M.I.A. is controversial. Her music is riddled with violent overtones, she keeps having visa issues everytime she does anything in the United States, she is outspoken about the Tamil Genocide in Sri Lanka and, on top of all that, she had the gall to wear a sheer top over her nine-months-pregnant belly when she performed at the 2009 Grammy’s with some of America’s biggest rappers: Jay Z, Ye, T.I. and Lil’ Wayne. American media elites called her a terrorist and dangerous.
Both her message and the packaging of her message bothered the West. People did not know what to make of this political refugee woman from Sri Lanka who was not leaning into the Katy Perry of it all and instead rejected pop culture in favor of activism.
M.I.A. included gunshots in her music to mirror the gunshots she heard growing up. She featured artists from countries like Liberia and India and platformed the kind of storytelling that centers as white settlers as villains. And most importantly, she used her lyrics to hold a mirror up to her listeners by quoting their common anti-immigrant rhetoric.
She came to the UK in 1985 with her mother and siblings at the age of nine. Her father stayed in Sri Lanka to continue serving as the founder of a nonviolent Tamil resistance group fighting the Singhalese government majority during the Tamil Genocide.
In her documentary, Matangi/Maya/M.I.A., she said, “I had to deal with the fact that I was something else and I was different and I was an immigrant. One day in Sri Lanka I was getting shot at for being a Tamil. Then I came to England I was getting spat at for being a Paki.”
Okay, I have a lot to say about M.I.A. She is kooky and brilliant. I don’t agree with a lot of her beliefs but I do think she is fearless and important. For the sake of word-count, I will hone into this album, Arular.
Her musical career effectively started with this album. And she would never have made this album if she hadn’t gone to Sri Lanka 2001 to make a film about her cousin who was literally M(issing) I(n) A(ction) because of the genocide which would last until 2009.
She needed music for her film so she wrote it herself. This is how the songs, Sunshowers and Galang came to be. This first mixed tape made its rounds throughout the electro-pop world and was the catalyst for her meeting Diplo, who at the time was an unknown DJ performing in London who frequently sampled Galang in his sets.

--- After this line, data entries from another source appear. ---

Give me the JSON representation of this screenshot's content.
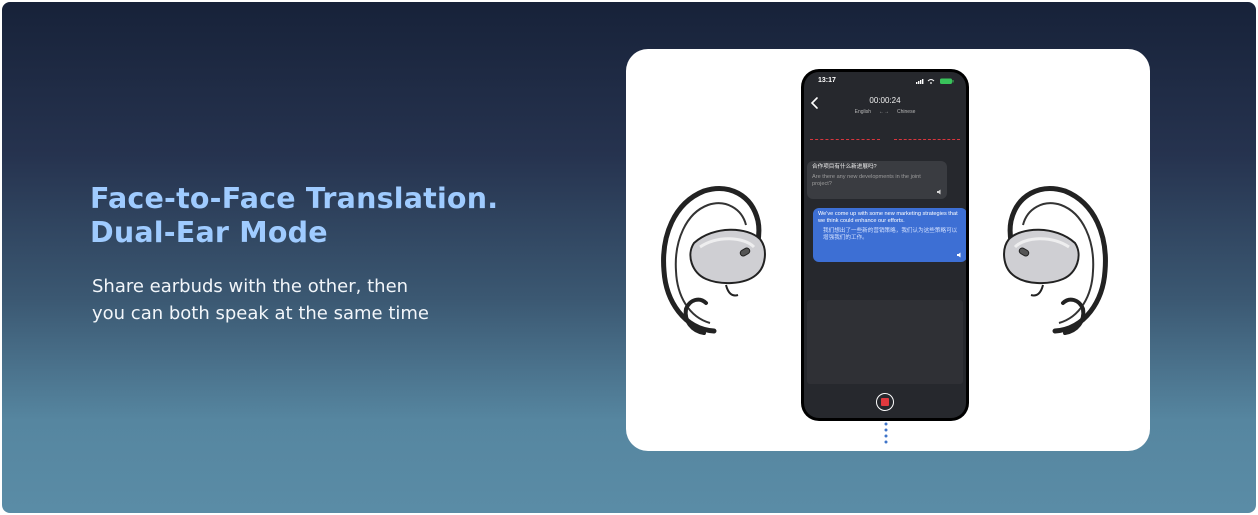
{
  "headline": {
    "line1": "Face-to-Face Translation.",
    "line2": "Dual-Ear Mode"
  },
  "subtitle": {
    "line1": "Share earbuds with the other, then",
    "line2": "you can both speak at the same time"
  },
  "phone": {
    "status_time": "13:17",
    "timer": "00:00:24",
    "lang_left": "English",
    "lang_arrow": "←→",
    "lang_right": "Chinese",
    "messages": [
      {
        "source": "合作项目有什么新进展吗?",
        "translation": "Are there any new developments in the joint project?"
      },
      {
        "source": "We've come up with some new marketing strategies that we think could enhance our efforts.",
        "translation": "我们想出了一些新的营销策略，我们认为这些策略可以增强我们的工作。"
      }
    ]
  },
  "colors": {
    "headline": "#9fcbff",
    "outgoing_bubble": "#3d6fd4",
    "record": "#e0393e"
  }
}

The two started dating and proceeded to work together on her first two albums. They widened each other’s social and musical circles to more diverse collaborators and created the song that would eventually win M.I.A. both a Grammy and an Oscar, Paper Planes (on her second album, Kala).
When Arular was released, record stores refused to carry the CD because they didn’t know which shelf to place it on. A keen listener can hear the influence of Public Enemy, Bow Wow Wow, Ultramagnetic MC’s and even The Clash throughout this album. It’s not necessarily world music, hip hop, electro pop, or indie.

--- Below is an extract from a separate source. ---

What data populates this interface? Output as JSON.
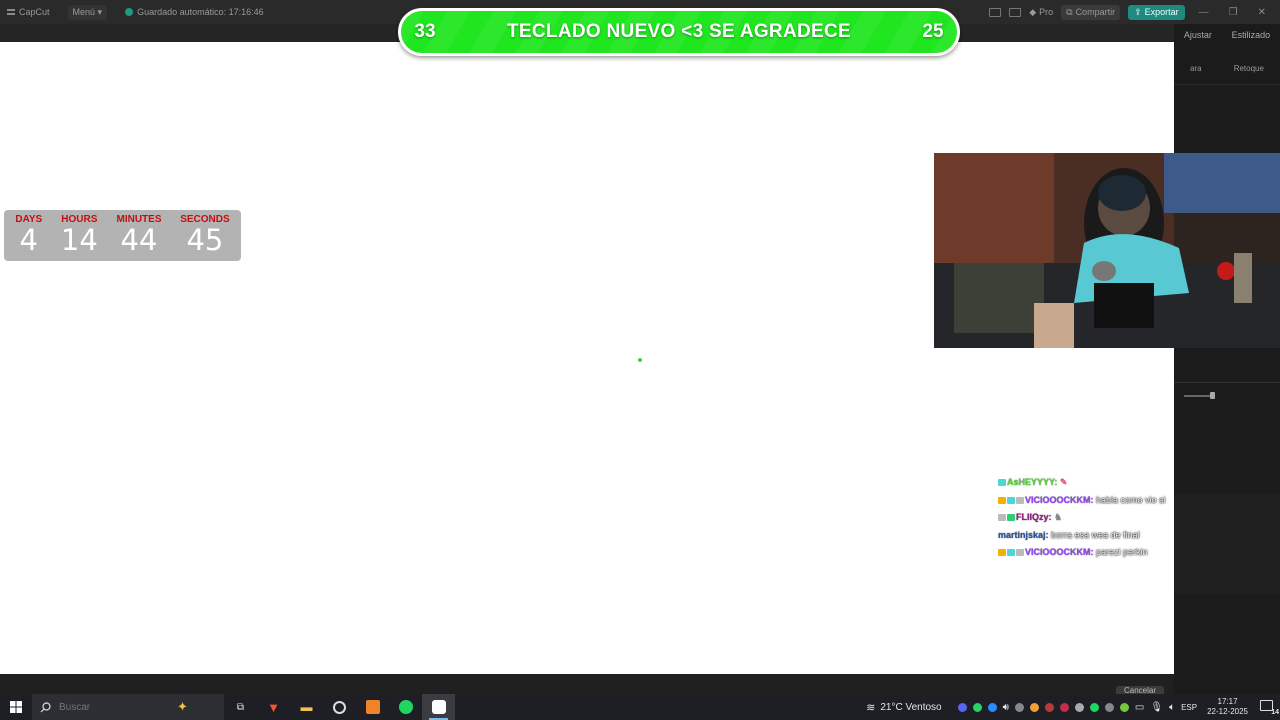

Because of the music industry’s general malaise in trying to sell the album, M.I.A. credits Napster and other illegal music downloading software for helping Arular blow up. The album spread quickly and drew the attention of American hip hop artists and producers around the world.
She named the album after her father and said, after its release, “If I represent anything, it’s what it’s like to be a civilian caught up in a war.”

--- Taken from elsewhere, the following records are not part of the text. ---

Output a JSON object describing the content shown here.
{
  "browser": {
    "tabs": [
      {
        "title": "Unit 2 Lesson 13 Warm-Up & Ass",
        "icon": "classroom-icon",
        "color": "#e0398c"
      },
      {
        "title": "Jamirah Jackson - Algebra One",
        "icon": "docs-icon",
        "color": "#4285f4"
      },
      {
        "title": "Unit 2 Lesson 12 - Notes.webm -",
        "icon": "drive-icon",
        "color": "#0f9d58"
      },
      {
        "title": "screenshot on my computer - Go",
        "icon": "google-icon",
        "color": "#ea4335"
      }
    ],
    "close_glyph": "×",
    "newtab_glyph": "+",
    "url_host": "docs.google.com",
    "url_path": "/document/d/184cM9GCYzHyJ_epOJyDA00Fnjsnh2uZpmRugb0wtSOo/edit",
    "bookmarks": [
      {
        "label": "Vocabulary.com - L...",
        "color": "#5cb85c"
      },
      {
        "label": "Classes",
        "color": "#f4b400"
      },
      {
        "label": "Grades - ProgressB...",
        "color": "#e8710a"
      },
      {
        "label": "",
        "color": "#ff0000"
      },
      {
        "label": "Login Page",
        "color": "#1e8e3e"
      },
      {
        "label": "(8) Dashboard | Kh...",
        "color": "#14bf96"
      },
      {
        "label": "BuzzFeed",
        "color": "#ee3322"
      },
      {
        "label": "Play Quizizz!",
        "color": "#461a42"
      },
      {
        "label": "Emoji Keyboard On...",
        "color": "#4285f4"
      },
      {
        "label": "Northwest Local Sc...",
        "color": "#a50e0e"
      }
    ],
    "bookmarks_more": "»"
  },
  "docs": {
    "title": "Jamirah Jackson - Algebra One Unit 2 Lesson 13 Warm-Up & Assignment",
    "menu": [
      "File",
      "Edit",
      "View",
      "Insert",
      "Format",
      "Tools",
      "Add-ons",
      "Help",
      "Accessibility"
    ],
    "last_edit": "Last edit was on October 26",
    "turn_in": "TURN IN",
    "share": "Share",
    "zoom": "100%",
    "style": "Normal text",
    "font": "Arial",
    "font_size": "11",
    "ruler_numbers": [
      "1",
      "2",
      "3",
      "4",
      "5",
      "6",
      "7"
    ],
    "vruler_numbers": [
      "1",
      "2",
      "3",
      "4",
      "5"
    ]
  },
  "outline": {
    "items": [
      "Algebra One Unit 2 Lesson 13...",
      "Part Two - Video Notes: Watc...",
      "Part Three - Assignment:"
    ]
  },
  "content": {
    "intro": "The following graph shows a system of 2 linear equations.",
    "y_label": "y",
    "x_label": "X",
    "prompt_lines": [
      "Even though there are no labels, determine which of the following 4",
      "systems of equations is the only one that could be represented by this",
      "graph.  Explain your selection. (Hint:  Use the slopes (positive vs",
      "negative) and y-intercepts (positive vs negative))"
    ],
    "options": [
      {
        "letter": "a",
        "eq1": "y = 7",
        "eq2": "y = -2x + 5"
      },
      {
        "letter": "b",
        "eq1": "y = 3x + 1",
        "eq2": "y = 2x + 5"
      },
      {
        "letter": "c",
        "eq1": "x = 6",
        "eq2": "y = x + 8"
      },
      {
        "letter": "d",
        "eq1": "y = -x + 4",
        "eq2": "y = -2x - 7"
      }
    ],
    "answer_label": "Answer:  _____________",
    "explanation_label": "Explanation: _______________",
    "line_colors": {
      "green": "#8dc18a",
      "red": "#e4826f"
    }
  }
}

It seems that her intention in music was never to be liked or popular, it was to represent a very untold and basically taboo experience. If you listen closely beyond the ear candy bells and whistles in her music, you will hear these heartbreaking stories.
She is not reflecting sentiments unique to 2005. These anti-immigration fears are alive and well today. A friend reposted this on instagram recently from a Colorado State Rep named @leslieherod about new anti-immigrant signs that are cropping up in Denver.
As a society, we are still actively criminalizing people who suffer. It is as if we want to punish people for successfully escaping the horrors of their birth country and then punish them again for trying to find safety in a new country.